Recentemente, uma grave denúncia feita pelo influenciador digital Felca trouxe à tona uma discussão crucial sobre a segurança de crianças e adolescentes nas redes sociais. Essa questão, que já preocupava muitos especialistas, agora ganhou ainda mais visibilidade, chegando até mesmo ao Congresso Nacional. A advogada Michelle Albertini, que se especializa em Direito de Família, destacou que a chamada adultização – tema central na denúncia de Felca – pode ser extremamente prejudicial para o desenvolvimento emocional dos jovens. “É como se estivessem roubando etapas importantes da infância”, comentou.
Entendendo a Adultização
A adultização é um fenômeno que tem se tornado cada vez mais comum nas plataformas digitais, onde crianças e adolescentes são expostos a conteúdos que não são adequados para a sua faixa etária. Essa exposição precoce pode ter consequências sérias, afetando a forma como esses jovens se veem e se comportam. O influenciador Felca fez uma série de denúncias, incluindo a de Hytalo Santos, que teve sua conta no Instagram desativada. Se as acusações forem confirmadas, ele pode enfrentar sérias consequências legais, incluindo penas de reclusão.

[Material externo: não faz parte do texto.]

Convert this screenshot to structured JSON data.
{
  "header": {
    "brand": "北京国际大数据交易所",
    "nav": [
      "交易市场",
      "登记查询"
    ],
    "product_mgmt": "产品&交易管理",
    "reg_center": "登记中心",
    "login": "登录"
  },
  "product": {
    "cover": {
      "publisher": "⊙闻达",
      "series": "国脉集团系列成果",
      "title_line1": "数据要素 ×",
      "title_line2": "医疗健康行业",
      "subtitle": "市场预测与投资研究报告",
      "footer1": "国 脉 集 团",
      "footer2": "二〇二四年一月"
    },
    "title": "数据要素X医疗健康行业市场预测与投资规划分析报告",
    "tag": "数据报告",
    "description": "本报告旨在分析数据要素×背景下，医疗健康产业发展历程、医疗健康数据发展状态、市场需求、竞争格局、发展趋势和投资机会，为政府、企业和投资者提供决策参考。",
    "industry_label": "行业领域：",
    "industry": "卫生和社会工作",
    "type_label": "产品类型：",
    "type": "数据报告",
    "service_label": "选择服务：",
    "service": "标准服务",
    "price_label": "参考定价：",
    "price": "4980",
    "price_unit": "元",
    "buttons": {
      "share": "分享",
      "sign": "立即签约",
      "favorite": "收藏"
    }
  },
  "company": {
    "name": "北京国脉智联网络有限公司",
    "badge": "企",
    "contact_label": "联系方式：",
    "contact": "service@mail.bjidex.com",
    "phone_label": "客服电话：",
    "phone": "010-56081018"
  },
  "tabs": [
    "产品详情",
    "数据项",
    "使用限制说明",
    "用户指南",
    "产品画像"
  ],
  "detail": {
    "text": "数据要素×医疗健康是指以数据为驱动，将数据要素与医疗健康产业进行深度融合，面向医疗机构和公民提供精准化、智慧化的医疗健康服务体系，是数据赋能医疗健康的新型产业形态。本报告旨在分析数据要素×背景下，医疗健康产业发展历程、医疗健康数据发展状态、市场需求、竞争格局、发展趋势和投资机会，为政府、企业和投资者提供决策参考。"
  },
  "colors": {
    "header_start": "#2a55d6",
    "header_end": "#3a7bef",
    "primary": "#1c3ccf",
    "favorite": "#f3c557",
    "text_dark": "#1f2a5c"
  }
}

O Ministério Público da Paraíba já está investigando Hytalo desde 2024 por possíveis explorações de menores em seus conteúdos. Com mais de 20 milhões de seguidores, o influenciador tem um grande alcance, o que aumenta a preocupação sobre a segurança de seus jovens seguidores.
A Importância da Vigilância dos Pais
Michelle Albertini enfatiza a necessidade de os pais ou responsáveis estarem sempre atentos ao que seus filhos fazem nas redes sociais. “Não adianta apenas proibir ou liberar o uso — é preciso acompanhar”, afirma. É fundamental que os pais saibam quais aplicativos os filhos estão utilizando, com quem estão interagindo e estabelecer regras claras sobre o uso de dispositivos digitais.
Ela ressalta também que é essencial criar um vínculo de confiança com as crianças. Isso faz com que elas se sintam seguras para relatar qualquer situação estranha ou desconfortável que possam encontrar online. “Educação digital é tão importante quanto ensinar a atravessar a rua com segurança”, enfatiza.
A Legislação e Seus Limites
Segundo a advogada, o Estatuto da Criança e do Adolescente possui dispositivos que visam proteger crianças e adolescentes de riscos, incluindo crimes como abuso e exploração sexual. No entanto, ela aponta que as redes sociais evoluem a um ritmo muito mais rápido do que a legislação. “Precisamos de regulamentações específicas para o ambiente digital que obriguem as plataformas a implementar mecanismos de proteção mais eficientes”, explica.
Michelle acrescenta que a aplicação prática da lei é fundamental. De nada adianta ter normas se não houver uma fiscalização rigorosa e responsabilização efetiva dos infratores. Isso é especialmente crítico em um cenário onde a exposição de crianças a conteúdos prejudiciais se torna cada vez mais comum.
Como Proteger Nossos Jovens Online
Essas medidas são essenciais para garantir a segurança e o bem-estar de crianças e adolescentes em um mundo digital cada vez mais complexo e, por vezes, perigoso.
Conclusão
O caso de Felca e a denúncia contra Hytalo Santos nos lembram da urgência em discutir e implementar medidas que garantam a segurança dos jovens nas redes sociais. Cada um de nós, como sociedade, temos a responsabilidade de proteger nossas crianças e adolescentes, promovendo um ambiente digital mais seguro e saudável. Portanto, fique atento, converse com seus filhos sobre os perigos online e atue de forma proativa. Juntos, podemos garantir que a infância e a adolescência sejam períodos de desenvolvimento saudável e feliz.